Société

Selon Isabelle Richer

Un combat de tous les instants.

Photo: Radio-Canada

Photo: Radio-Canada

Un programme sans cesse renouvelé auquel je travaille en soignant mes angoisses et mes doutes.

Je suis une angoissée, une éternelle insatisfaite qui, un jour sur deux, voit sa vie comme un échec. Je n’ai pas fini ma maîtrise ni écrit ce roman inspiré dont je rêve, je ne suis pas encore allée au Japon, qui me fascine depuis toujours, je baragouine une langue étrangère mais je voudrais tant parler italien… Bref, la liste de ce que je n’ai pas accompli dépasse largement celle de mes réalisations.

À huit ans, réussir ma vie consistait à skier jusqu’à l’épuisement sur les pentes du mont Plante ou du mont Gabriel avec mon frère et à compter le nombre de descentes qu’on enfilait en une journée. Pour le lunch, on grignotait des sandwichs au fromage au pied de la pente, le foulard à moitié dénoué, l’anorak sur le dos, avant de repartir jouer à Jean-Claude Killy et à Nancy Greene.

Dix ans plus tard, réussir ma vie, c’était m’entraîner le plus possible au karaté, passer des heures, des jours, des semaines entières au dojo à répéter les katas et à simuler les combats pour enfin attacher une ceinture noire autour de mes hanches.

Le bonheur résidait alors dans le sport et la compétition. Cette adrénaline était mon oxygène. Je croyais que, privée d’elle, j’expirerais, qu’il n’y avait pas de vie hors du dojo.

Tout ça juste avant que je découvre la vie dans une salle des nouvelles. Les clichés se bousculent quand je repense à mon initiation au monde de l’information.
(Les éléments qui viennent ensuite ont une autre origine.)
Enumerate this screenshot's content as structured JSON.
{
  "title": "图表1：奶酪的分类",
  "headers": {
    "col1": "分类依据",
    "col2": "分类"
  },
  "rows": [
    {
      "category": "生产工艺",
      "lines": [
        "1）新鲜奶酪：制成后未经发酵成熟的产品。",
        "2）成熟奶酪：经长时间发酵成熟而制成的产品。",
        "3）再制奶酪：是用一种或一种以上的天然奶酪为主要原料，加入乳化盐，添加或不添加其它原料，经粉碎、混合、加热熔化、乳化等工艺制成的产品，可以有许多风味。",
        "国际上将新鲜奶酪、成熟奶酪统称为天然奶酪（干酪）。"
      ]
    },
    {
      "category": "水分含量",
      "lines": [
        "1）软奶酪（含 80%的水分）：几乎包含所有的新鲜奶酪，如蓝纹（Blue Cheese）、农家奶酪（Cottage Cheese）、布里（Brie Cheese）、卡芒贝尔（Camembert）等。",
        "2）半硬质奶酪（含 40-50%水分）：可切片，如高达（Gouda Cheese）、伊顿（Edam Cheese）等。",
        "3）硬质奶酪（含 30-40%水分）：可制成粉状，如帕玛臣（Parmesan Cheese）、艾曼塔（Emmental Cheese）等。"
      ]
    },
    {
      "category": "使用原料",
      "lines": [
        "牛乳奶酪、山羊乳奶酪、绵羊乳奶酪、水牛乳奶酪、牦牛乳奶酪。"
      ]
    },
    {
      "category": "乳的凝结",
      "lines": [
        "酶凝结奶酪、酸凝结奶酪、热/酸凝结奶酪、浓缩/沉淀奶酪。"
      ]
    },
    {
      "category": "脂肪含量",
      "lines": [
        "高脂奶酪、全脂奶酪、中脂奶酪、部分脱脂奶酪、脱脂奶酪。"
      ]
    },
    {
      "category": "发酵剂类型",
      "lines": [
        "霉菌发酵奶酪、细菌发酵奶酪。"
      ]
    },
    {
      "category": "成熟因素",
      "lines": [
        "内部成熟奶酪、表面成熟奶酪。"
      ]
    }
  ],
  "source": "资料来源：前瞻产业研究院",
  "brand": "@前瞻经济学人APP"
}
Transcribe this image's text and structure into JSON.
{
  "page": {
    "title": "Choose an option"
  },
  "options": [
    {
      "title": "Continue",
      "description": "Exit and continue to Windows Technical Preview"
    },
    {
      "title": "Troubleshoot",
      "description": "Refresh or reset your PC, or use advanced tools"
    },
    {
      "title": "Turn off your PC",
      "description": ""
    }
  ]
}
Mais rien ne se compare à la révélation que j’ai eue au palais de justice, cet endroit pourtant rébarbatif, à l’architecture désolante. Rien n’est simple au palais, on navigue à vue dans un univers hermétique où on cultive le secret (si, si), où les reporters sont considérés comme une nuisance et où les enjeux sont complexes. En outre, ce pan de l’information est bien souvent méprisé.

Il m’arrive de prononcer des confé­rences devant des étudiants. Invariablement, on me demande pourquoi les médias traitent tant des questions judiciaires ; on m’ac­cuse de faire du sensationnalisme. On me re­proche souvent de m’intéresser à des faits divers alors qu’il y a tant d’autres sujets fondamentaux sur lesquels on devrait se pencher.

Je réponds chaque fois que la justice n’est pas un fait divers, que l’administration de la justice et le comportement des avocats, des juges et des policiers doivent nous préoccuper. Cesser de rapporter les procès serait une démission impardonnable.

Par-dessus tout, le reportage judiciaire est un condensé de l’humanité dans ce qu’elle a de grandiose et de détestable.

Depuis 20 ans que je couvre les affaires judiciaires, j’en ai appris davantage sur la nature humaine entre les murs des salles d’audience que dans tous les livres du monde.

J’ai vu des accusés mentir, craquer, s’ouvrir les veines, cracher, insulter le juge, sauter par-dessus le box pour tenter de s’enfuir. J’ai vu des victimes s’évanouir de terreur, j’en ai vu raconter à voix basse leur vie anéantie par l’agression qu’elles avaient subie, j’en ai vu être confondues dans leurs mensonges par des avocats habiles. J’ai vu des parents accablés par le chagrin, mus par la volonté de comprendre les derniers instants de leur enfant, j’ai vu des mères prises de tremblement à l’apparition de l’assassin de leur fils dans le box des accusés, j’ai vu la mère d’un meurtrier tendre un mouchoir à la mère de la victime de l’autre côté de l’allée, ce même jour j’ai vu une juge essuyer ses larmes. J’ai vu des procureurs de la couronne succomber à la pression, faire un burnout, j’ai vu des avocats de la défense livrer des plaidoiries éblouissantes, d’autres dire des âneries, aligner les sottises.

Mais, surtout, j’ai vu là la quintessence des enjeux de notre société, soumis à des hommes et des femmes chargés de trancher des litiges où l’émotion le dispute à la raison.

Depuis 20 ans, je m’efforce de rendre tout ça digeste, d’expliquer les procé­dures et les décisions des tribunaux. Ma plus grande victoire n’est plus de compter mes descentes en ski. C’est quand on me dit que mon discours est limpide et com­préhensible.

Réussir sa vie est un combat de tous les instants, un programme sans cesse renouvelé auquel je travaille en soignant mes angoisses et mes doutes.

Et puis je finirai bien par terminer cette maîtrise et j’apprendrai l’italien… mais, je me connais, ça ne suffira pas à me dire que j’ai réussi ma vie.